La charla estaba agendada para ser de nueve
de la mañana al mediodía. Los presentes
eran representantes de iniciativas comunales con fines productivos de lugares
como La Carpio, Acosta y El Guarco. Algunos tienen tres años de estar en
trámites por lo que tienen una relación “cercana” con los empleados de la
institución, otros tenían dos años, algunos meses otros, como yo, un día. Para
asistir a dicha reunión la iniciativa presentada ya había pasado fuertes
filtros según nos comentaron.
Pasaditas las nueve comunican que podemos
pasar a otro salón porque hay un cafecito preparado para todos, lo que con
aprecio es recibido pero atrasa el inicio de la charla en una media hora. Para
cuando vamos a empezar, me doy cuenta de que hay siete personas encargadas del
seminario y que la presentación es de más de sesenta filminas.
Interesada por el tema y además por ver las
dimensiones del seminario en términos de expositores y de la longitud del
tiempo que duraría la presentación, me dispuse con toda atención a recibir la
información sobre el proceso necesario para obtener el financiamiento.
Ya hace una semana que participé de esta
charla y todavía estoy sorprendida del tipo de presentación. ¿Cómo es posible
que se necesite de las siete personas a cargo de cada sección del proceso para
leer, literalmente leer, los requisitos expuestos en al menos sesenta y tres
filminas? ¡Sesenta filminas de requisitos para obtener financiamiento, en un
seminario orientado a personas en condición de pobreza o pobreza extrema! El Gerente Financiero de una empresa formal se
habría sentido abrumado. ¿Cómo se sentirían
estas personas, y cuál sería su capacidad de cumplir esos requisitos, por mucho que lo intentaran?

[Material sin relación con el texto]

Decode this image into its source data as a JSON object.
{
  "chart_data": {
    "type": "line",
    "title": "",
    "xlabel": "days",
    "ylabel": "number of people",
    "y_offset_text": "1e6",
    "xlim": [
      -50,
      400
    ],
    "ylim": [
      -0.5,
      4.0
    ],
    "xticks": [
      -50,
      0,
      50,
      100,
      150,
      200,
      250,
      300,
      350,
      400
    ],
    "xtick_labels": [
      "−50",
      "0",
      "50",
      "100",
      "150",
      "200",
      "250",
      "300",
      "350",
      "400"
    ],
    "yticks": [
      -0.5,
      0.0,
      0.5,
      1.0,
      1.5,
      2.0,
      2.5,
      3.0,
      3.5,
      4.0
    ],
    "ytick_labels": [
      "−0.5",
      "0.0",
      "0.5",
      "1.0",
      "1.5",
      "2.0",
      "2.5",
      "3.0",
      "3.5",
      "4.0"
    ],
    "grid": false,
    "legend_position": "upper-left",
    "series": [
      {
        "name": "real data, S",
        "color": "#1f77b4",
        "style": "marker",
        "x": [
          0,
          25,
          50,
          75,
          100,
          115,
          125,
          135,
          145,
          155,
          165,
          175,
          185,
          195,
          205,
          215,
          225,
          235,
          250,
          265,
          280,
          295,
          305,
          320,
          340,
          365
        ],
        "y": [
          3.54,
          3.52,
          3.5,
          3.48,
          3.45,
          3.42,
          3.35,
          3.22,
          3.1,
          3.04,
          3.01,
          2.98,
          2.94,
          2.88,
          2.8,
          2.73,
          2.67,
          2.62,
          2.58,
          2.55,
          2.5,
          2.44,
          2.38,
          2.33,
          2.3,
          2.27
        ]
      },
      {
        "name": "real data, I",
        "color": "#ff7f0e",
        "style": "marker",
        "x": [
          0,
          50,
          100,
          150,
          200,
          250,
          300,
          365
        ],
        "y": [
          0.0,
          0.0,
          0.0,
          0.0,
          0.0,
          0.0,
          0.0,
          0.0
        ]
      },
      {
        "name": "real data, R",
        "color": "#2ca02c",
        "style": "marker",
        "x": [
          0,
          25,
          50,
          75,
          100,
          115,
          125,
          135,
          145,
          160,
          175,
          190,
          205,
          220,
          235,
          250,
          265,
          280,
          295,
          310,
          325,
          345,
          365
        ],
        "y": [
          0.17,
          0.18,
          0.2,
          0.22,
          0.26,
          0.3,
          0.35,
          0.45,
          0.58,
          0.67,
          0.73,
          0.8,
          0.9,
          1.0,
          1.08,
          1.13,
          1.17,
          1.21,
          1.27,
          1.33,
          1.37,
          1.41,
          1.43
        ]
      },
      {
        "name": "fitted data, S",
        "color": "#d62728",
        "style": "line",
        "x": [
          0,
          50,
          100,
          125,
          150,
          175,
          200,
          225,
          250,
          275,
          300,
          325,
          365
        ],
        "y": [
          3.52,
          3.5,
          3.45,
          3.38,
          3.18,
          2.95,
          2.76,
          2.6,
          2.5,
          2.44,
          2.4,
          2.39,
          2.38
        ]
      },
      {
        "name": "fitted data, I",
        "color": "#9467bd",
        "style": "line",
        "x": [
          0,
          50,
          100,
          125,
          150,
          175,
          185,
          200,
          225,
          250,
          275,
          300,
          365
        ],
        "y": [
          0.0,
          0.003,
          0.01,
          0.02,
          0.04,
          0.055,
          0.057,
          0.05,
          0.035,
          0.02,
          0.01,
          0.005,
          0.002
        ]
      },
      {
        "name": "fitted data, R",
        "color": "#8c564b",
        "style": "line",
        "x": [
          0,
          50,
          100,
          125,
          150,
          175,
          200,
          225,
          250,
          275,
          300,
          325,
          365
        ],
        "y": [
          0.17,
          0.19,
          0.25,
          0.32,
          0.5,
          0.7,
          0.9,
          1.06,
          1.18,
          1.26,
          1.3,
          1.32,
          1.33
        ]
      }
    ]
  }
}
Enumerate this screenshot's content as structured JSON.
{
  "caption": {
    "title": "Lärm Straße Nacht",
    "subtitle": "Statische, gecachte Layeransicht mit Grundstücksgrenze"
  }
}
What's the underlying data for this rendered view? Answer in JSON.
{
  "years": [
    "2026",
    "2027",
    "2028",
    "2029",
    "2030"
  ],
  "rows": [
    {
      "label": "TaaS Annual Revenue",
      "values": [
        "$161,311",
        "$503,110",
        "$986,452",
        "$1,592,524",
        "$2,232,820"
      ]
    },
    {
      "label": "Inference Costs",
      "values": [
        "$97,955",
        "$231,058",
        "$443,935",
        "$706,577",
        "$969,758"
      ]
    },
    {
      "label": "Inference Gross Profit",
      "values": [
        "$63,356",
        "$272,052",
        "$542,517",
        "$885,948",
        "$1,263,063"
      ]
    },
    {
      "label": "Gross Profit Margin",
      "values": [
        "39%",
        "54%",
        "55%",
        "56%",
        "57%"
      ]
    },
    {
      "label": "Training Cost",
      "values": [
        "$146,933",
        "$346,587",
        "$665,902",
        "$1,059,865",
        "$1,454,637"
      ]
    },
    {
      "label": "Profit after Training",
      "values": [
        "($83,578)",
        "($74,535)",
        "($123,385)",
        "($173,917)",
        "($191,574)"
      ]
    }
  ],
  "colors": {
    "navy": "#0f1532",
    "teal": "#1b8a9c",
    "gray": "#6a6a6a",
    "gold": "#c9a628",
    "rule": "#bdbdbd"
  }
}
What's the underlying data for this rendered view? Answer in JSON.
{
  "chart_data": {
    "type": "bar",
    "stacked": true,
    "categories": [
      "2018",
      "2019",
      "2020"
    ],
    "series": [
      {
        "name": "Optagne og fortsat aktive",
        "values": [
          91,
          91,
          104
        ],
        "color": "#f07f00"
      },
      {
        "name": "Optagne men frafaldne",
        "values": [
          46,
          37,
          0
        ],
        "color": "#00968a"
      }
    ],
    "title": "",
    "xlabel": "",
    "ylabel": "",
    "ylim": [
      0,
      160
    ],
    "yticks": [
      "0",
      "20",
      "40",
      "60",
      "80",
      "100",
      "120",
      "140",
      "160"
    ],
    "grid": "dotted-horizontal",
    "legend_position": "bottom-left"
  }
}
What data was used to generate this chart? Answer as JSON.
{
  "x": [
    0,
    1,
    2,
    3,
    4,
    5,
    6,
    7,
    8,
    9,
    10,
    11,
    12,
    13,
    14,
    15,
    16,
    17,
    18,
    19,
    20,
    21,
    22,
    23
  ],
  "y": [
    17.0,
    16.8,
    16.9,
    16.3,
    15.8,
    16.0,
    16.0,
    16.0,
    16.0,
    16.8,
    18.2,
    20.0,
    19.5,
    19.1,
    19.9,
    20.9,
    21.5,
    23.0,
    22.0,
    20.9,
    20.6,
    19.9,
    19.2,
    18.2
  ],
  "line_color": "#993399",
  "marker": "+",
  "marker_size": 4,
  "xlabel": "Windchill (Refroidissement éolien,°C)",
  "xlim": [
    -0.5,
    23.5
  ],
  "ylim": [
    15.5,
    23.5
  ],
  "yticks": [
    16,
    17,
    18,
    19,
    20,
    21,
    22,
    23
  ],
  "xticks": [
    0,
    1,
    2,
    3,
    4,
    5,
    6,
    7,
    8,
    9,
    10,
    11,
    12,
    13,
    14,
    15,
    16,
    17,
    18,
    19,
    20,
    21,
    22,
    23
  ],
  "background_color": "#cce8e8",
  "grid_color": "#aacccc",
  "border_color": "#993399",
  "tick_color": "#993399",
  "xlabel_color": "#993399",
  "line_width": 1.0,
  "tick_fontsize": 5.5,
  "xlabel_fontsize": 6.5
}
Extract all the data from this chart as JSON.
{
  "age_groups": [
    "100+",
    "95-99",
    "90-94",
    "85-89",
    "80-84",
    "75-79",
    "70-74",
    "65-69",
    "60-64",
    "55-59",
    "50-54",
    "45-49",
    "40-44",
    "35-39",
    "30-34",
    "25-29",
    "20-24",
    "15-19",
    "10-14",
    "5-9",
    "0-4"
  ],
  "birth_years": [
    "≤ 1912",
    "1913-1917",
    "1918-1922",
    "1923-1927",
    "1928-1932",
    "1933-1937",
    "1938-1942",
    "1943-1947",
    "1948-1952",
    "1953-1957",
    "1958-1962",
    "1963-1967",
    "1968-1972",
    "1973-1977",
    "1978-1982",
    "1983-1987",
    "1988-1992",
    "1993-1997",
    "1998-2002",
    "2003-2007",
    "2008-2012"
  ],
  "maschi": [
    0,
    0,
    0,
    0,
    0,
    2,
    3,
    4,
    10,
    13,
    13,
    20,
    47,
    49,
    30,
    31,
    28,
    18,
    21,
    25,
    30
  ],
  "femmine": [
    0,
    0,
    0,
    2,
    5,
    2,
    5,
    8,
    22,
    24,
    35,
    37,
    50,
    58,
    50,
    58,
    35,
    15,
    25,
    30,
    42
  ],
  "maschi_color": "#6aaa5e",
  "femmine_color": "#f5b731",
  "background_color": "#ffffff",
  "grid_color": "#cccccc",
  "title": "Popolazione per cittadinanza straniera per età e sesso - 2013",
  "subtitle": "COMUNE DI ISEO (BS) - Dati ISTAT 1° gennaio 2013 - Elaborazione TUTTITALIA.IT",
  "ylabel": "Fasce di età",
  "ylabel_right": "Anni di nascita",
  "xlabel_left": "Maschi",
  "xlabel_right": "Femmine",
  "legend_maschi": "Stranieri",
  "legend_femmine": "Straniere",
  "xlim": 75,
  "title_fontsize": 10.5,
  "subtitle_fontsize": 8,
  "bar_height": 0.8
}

¿Cómo esperan que quienes solicitan el
financiamiento puedan contar con títulos de propiedad – los solicitantes
incluyen habitantes de precarios- , estudios de arquitectos, viabilidad del
proyecto (por factibilidad y financiamiento), con un representante legal con
poder generalísimo sin límite de suma, prueba de que las cuotas de la caja
están al día, entre otros, en un marco de tiempo de menos de un año? Muchos de
los documentos solicitados tienen vigencia de 30 días o de algunos meses,
provocando, en muchas ocasiones, que en el momento que se logra tener todos los
documentos, muchos ya han vencido.
Por si fuera poco, me dispuse a ver la
efectividad de estos programas sociales selectivos de todas las instituciones
del país y el último dato que tengo disponible de duplicación de funciones
(para el año 2005), es que el 50% de los programas coincidían en objetivos,
población meta y bien o servicio.
Definitivamente deberíamos repensar la
metodología para la asignación de estos recursos. Los requisitos deben definirse de manera que
contribuyan al cumplimiento de los objetivos del programa, y adecuarse a la
capacidad real de las personas a quienes va dirigido el programa. Tal y como están definidos, los requisitos,
lo que en el título llamé el laberinto burocrático, parecieran más bien tener
el objetivo de que los solicitantes se pierdan en un sinfín de caminos sin salida,
sin llegar jamás al punto de destino.